Ride of his life: Recovered from brain injury, Christensen cycling to raise awareness
A few months into his recovery, Jerry Christensen realized what he wanted to do for a living.
Christensen was recovering from a near-fatal mountain bike accident in August 1998 that left him paralyzed on his entire left side. He was told he would never ride a bicycle again, but after 10 years of rehabilitation, he is not only riding again, he is riding to raise money for brain injury research.
The 27-year-old native of Rock Springs, Wyo., stopped in Grand Junction Tuesday night in the midst of his 2010 Recovery is Now tour that will take him across the country.
People can donate money for the Brain Shift Foundation through Christensen’s website, http://www.brainguyjerry.com.
Christensen, who was 15 at the time of the accident, crashed on the first lap of a mountain bike race, cracked open his helmet and slid 140 feet, sustaining a brain injury.
“I waved at the paramedics on my left and that’s the last thing I remember,” he said. “My dad was on the lake and my mom was in Maui, so the judge had to approve my flight out of state (to the LDS Hospital in Salt Lake City).”
The electrical time sequence measurement showed a flatline twice on the flight, he said.
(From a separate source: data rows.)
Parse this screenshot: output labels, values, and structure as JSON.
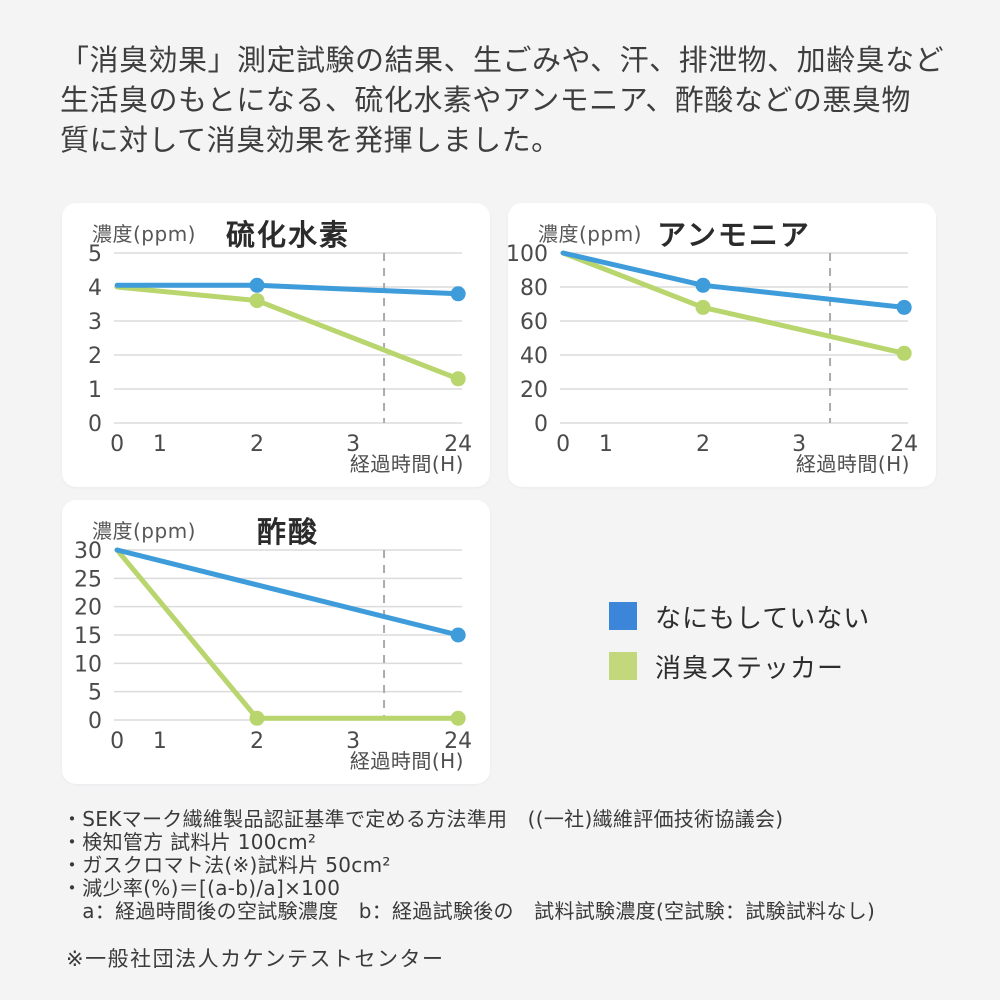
{
  "page": {
    "background": "#f4f4f5",
    "card_background": "#ffffff"
  },
  "header": {
    "text": "「消臭効果」測定試験の結果、生ごみや、汗、排泄物、加齢臭など\n生活臭のもとになる、硫化水素やアンモニア、酢酸などの悪臭物\n質に対して消臭効果を発揮しました。"
  },
  "legend": {
    "items": [
      {
        "label": "なにもしていない",
        "color": "#3b86d8"
      },
      {
        "label": "消臭ステッカー",
        "color": "#c3d87c"
      }
    ]
  },
  "chart_data": [
    {
      "type": "line",
      "title": "硫化水素",
      "ylabel": "濃度(ppm)",
      "xlabel": "経過時間(H)",
      "x_labels": [
        "0",
        "1",
        "2",
        "3",
        "24"
      ],
      "x_values": [
        0,
        1,
        2,
        3,
        24
      ],
      "ylim": [
        0,
        5
      ],
      "yticks": [
        0,
        1,
        2,
        3,
        4,
        5
      ],
      "axis_break_between": [
        3,
        24
      ],
      "grid": true,
      "series": [
        {
          "name": "なにもしていない",
          "color": "#3f9cda",
          "x": [
            0,
            2,
            24
          ],
          "values": [
            4.05,
            4.05,
            3.8
          ],
          "dots": [
            2,
            24
          ]
        },
        {
          "name": "消臭ステッカー",
          "color": "#b9d56e",
          "x": [
            0,
            2,
            24
          ],
          "values": [
            4.0,
            3.6,
            1.3
          ],
          "dots": [
            2,
            24
          ]
        }
      ]
    },
    {
      "type": "line",
      "title": "アンモニア",
      "ylabel": "濃度(ppm)",
      "xlabel": "経過時間(H)",
      "x_labels": [
        "0",
        "1",
        "2",
        "3",
        "24"
      ],
      "x_values": [
        0,
        1,
        2,
        3,
        24
      ],
      "ylim": [
        0,
        100
      ],
      "yticks": [
        0,
        20,
        40,
        60,
        80,
        100
      ],
      "axis_break_between": [
        3,
        24
      ],
      "grid": true,
      "series": [
        {
          "name": "なにもしていない",
          "color": "#3f9cda",
          "x": [
            0,
            2,
            24
          ],
          "values": [
            100,
            81,
            68
          ],
          "dots": [
            2,
            24
          ]
        },
        {
          "name": "消臭ステッカー",
          "color": "#b9d56e",
          "x": [
            0,
            2,
            24
          ],
          "values": [
            100,
            68,
            41
          ],
          "dots": [
            2,
            24
          ]
        }
      ]
    },
    {
      "type": "line",
      "title": "酢酸",
      "ylabel": "濃度(ppm)",
      "xlabel": "経過時間(H)",
      "x_labels": [
        "0",
        "1",
        "2",
        "3",
        "24"
      ],
      "x_values": [
        0,
        1,
        2,
        3,
        24
      ],
      "ylim": [
        0,
        30
      ],
      "yticks": [
        0,
        5,
        10,
        15,
        20,
        25,
        30
      ],
      "axis_break_between": [
        3,
        24
      ],
      "grid": true,
      "series": [
        {
          "name": "なにもしていない",
          "color": "#3f9cda",
          "x": [
            0,
            24
          ],
          "values": [
            30,
            15
          ],
          "dots": [
            24
          ]
        },
        {
          "name": "消臭ステッカー",
          "color": "#b9d56e",
          "x": [
            0,
            2,
            24
          ],
          "values": [
            30,
            0.3,
            0.3
          ],
          "dots": [
            2,
            24
          ]
        }
      ]
    }
  ],
  "footnotes": {
    "lines": "・SEKマーク繊維製品認証基準で定める方法準用　((一社)繊維評価技術協議会)\n・検知管方 試料片 100cm²\n・ガスクロマト法(※)試料片 50cm²\n・減少率(%)＝[(a-b)/a]×100\n　a：経過時間後の空試験濃度　b：経過試験後の　試料試験濃度(空試験：試験試料なし)",
    "note": "※一般社団法人カケンテストセンター"
  }
}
He was in a coma for five days and lost 25 pounds.
“The doctor said I’d never go to college or work longer than six weeks,” Christensen said. “I couldn’t walk in a straight line, I couldn’t add above 10 and I couldn’t read above a second-grade level.”
Physically, Christensen recovered pretty quick, but it took longer to regain his mental acuity.
Tutors came to his parents’ house to help him learn arithmetic, reading and science. His memory and mental skills returned and he was back to his advanced school level by January 1999.
Christensen developed a recovery meditation method to help him get out of his coma and redevelop his mental and neurological skills.
The recovery mediation process is being marketed by Brain Shift Technologies with the help of Christensen. For more on the process, go to http://www.brainshifttechnologies.com.
Christensen is still neurologically disabled, but has fully recovered from his injuries, he said.
“My speech patterns are back to normal, my intellect is extremely fast and my thought process is rapid,” Christensen said. “There is nothing that presents what is considered a permanent severe disability.”
He not only finished high school, he went to college and got a sociology degree in 2005 from UNC in Greeley.
Christensen recently submitted the manuscript to a book, “No Brainer: A path to the perfect life,” to a publisher.
He decided to go on a bike tour to raise money for the foundation after his engagement broke off.
It started as a 42-mile ride and became a goal to ride across the country, but he insisted the ride be funded by donation dollars.
“I didn’t want people to say ‘Jerry did that because he’s got money or connections,’ ” Christensen said. “I want people to say Jerry did that because I can do it. I took action. I started doing. Sitting back at home and complaining doesn’t do anything.
“I started on my GT mountain bike from sixth grade. I rode 1,700 miles on that mountain bike, all the way up to Vancouver and down to Fort Bragg (Calif.).”
A stranger he bumped into in California traded his 1983 vintage Raleigh bicycle to Christensen for his GT mountain bike.
He received four inner tubes Tuesday from Ruby Canyon Bicycles.
Christensen plans on riding to Paonia today and will continue to Denver and Chicago before winter. Then, he plans on flying to Australia and bicycling there through the winter before returning to the States and biking through the end of next year.
Christensen is looking for a sponsor for the international flight.